Monday, May 14, 2012

Queer interesting things I found after reading 50 pages of the Mahabharata



Queer interesting things I found after reading 50 pages of the Mahabharata;

1. Uparichara, thinking about his wife, enjoyed a spurt of semen. He wrapped it in a leaf and told a parrot to carry it to his wife. And the parrot gets killed, a fish swallows the semen, and gives birth to two children. Creativity, YES!!

2. Sahadeva ate a tiny piece of his father's body, giving him supreme knowledge of the past, present and the future.

3. The god of death is also the god of order. His dispassion oversees destiny, ensuring the law of karma is maintained.

4. Sage Kindama turned into an antelope and his wife turned into a doe, so they could make love freely in the open, like animals .

5. Gandhari's womb was broken into 100 pieces and put in jars of ghee to incubate over a year, and transform into a 100 children.

6. Bhishma takes a vow of celibacy, to allow his father to copulate wit Satyavati. In return, the gods give him immortal strength. Not a deal I would fancy :P

7. Princess Ambika closed her eyes, on seeing the person she is forced to have sex with. As a result, her son is born blind.

8. Sage Parasara, while ferrying in the river ganga with Satyavati, makes love to her, bears an instant child, and makes her a virgin again. Condoms? That’s old style, yo!

9. In heaven, Mahabhisha took a peek at the river-nymph Ganga's breasts. A livid Indra cursed Mahabhisha to return to earth, for his lustful act. 

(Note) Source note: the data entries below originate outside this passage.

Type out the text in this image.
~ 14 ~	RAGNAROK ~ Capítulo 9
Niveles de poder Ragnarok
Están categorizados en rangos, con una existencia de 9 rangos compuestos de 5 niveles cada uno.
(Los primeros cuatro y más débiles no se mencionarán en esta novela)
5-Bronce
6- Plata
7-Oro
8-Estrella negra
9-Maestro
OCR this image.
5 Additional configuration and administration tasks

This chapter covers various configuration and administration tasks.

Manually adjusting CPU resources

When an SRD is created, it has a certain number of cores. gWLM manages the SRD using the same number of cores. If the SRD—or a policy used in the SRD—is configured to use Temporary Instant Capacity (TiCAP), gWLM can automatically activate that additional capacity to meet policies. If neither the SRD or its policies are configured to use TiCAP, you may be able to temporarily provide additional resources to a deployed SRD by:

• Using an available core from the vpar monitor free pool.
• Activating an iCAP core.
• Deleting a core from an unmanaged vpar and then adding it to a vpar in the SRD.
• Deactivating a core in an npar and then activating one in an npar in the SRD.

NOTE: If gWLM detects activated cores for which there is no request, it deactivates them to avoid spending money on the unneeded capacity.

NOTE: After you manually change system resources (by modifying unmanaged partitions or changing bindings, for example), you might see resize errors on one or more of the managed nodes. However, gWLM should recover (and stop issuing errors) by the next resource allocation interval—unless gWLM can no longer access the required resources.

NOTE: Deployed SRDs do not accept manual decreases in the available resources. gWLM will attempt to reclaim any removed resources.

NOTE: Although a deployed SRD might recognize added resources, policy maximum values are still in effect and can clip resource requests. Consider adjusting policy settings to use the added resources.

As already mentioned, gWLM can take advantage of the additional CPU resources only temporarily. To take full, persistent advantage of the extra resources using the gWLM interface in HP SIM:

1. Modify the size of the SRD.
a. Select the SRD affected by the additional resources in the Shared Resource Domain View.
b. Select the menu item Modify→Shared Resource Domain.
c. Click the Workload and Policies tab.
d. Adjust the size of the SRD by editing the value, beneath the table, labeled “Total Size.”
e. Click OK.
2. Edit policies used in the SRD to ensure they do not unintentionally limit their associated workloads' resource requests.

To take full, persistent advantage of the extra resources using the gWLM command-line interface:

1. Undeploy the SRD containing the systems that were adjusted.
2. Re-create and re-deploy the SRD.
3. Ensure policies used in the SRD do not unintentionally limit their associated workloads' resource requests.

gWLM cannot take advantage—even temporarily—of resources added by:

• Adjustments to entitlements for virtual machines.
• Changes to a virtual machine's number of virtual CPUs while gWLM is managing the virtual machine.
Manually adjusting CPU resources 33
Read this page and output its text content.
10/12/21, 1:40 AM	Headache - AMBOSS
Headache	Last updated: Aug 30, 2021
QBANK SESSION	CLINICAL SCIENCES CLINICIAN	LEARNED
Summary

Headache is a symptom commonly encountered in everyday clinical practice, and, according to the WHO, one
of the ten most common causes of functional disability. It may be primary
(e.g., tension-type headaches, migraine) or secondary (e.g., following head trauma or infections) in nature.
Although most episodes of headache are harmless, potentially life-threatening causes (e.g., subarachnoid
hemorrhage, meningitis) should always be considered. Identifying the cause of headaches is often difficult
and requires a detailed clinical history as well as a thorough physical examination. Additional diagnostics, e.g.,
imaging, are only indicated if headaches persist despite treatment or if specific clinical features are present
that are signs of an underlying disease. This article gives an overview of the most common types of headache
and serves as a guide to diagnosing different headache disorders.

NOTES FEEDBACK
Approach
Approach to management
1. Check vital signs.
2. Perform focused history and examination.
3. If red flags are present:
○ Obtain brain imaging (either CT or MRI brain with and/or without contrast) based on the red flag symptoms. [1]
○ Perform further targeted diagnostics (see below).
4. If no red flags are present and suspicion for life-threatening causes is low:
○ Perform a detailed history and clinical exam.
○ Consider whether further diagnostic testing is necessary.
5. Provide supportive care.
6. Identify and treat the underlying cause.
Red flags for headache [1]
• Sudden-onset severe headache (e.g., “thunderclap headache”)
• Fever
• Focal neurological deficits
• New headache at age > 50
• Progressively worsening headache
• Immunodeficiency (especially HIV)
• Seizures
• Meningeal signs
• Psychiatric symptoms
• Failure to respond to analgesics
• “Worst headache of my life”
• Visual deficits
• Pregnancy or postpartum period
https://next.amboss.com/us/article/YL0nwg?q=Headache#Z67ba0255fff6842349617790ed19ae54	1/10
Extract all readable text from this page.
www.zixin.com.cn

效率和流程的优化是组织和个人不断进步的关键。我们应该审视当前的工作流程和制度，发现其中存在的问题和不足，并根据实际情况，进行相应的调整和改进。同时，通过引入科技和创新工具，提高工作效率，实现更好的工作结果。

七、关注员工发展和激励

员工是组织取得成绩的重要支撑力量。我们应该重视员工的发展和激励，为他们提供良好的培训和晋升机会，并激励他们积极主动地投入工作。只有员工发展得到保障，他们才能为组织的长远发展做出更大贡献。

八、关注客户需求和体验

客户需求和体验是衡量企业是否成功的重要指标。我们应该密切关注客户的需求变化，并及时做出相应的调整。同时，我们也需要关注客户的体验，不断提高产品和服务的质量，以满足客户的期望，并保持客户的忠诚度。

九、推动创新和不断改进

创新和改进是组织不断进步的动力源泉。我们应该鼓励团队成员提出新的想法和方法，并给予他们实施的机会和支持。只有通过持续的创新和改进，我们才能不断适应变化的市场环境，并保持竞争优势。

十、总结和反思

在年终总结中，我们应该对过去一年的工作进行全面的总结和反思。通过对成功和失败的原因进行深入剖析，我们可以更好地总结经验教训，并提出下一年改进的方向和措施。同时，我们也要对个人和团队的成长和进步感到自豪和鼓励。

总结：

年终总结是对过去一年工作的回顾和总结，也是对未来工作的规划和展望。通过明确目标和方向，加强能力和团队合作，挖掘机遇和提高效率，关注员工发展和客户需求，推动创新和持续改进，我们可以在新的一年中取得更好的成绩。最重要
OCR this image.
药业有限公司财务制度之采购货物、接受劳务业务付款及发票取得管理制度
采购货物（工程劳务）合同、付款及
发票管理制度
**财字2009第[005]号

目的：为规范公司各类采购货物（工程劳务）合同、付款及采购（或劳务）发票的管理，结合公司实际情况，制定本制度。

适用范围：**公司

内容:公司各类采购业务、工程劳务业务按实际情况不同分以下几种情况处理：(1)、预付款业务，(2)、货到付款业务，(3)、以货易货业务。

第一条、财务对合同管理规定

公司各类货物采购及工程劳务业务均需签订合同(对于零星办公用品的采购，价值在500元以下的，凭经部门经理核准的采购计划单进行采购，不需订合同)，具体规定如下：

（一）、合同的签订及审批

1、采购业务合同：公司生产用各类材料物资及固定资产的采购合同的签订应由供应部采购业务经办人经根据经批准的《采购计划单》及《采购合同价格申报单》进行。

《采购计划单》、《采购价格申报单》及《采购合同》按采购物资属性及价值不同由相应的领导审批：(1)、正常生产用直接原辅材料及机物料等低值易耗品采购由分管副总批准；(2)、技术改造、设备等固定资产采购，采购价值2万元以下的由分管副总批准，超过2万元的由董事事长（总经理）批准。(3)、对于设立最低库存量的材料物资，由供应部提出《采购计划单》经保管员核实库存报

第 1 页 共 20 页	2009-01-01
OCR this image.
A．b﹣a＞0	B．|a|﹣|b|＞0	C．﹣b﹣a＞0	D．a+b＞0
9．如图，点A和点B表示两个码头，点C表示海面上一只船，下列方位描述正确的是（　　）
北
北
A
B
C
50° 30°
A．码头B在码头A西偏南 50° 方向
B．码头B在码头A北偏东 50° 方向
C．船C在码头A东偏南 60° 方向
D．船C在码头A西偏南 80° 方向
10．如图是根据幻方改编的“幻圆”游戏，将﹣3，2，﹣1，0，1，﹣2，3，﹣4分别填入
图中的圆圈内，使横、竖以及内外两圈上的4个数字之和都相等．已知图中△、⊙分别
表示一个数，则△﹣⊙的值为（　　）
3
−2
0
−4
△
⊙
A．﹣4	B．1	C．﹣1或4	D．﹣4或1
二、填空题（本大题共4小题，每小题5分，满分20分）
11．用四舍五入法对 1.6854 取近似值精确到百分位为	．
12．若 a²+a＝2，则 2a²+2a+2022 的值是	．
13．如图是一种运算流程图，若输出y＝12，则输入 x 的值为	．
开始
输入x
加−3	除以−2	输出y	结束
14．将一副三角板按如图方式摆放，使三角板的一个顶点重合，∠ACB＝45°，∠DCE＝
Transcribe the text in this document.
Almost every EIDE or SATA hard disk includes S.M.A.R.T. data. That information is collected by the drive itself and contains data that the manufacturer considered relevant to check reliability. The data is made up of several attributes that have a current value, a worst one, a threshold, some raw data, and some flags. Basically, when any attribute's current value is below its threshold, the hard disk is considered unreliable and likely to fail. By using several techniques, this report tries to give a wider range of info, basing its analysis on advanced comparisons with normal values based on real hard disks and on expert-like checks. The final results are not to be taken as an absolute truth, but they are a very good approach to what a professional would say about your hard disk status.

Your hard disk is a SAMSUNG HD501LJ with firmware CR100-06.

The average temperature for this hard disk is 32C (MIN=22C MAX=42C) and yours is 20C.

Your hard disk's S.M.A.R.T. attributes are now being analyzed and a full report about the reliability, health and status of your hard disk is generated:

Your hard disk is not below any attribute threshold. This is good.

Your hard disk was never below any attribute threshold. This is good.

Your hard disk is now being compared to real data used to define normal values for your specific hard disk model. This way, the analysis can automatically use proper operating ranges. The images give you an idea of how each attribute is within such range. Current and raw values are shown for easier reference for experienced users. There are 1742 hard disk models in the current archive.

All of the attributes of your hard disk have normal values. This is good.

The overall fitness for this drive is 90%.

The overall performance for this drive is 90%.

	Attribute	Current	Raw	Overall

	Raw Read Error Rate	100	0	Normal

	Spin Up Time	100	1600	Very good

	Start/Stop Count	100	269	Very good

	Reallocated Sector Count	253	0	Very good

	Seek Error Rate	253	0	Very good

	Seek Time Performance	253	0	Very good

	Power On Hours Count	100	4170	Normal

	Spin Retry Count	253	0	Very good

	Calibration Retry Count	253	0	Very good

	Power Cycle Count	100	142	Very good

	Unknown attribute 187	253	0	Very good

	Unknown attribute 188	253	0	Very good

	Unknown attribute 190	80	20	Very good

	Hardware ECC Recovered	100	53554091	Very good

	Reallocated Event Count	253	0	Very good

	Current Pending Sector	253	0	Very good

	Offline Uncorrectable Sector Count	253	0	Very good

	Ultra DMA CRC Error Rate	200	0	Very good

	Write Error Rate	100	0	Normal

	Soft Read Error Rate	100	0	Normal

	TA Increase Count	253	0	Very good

10. Yayati gives away her daughter, madhavi, to a hermit, because she could not give him, his request of 800 horses with 1 black ear #mahabharata

11. Greek philosophy is dominated by the oedipus complex. In the mahabharata, yayati complex, stresses the son's submission to his father.

12. The Mahabharata if made of one hundred thousand verses, making it an epic longer than the greek epics, #Iliad and #Odyssey put together.

13. The Mahabharata has a lot of 'dancing' a.k.a. sex/love-making. It is a recurring theme between animals, rivers, sages, and gods themselves.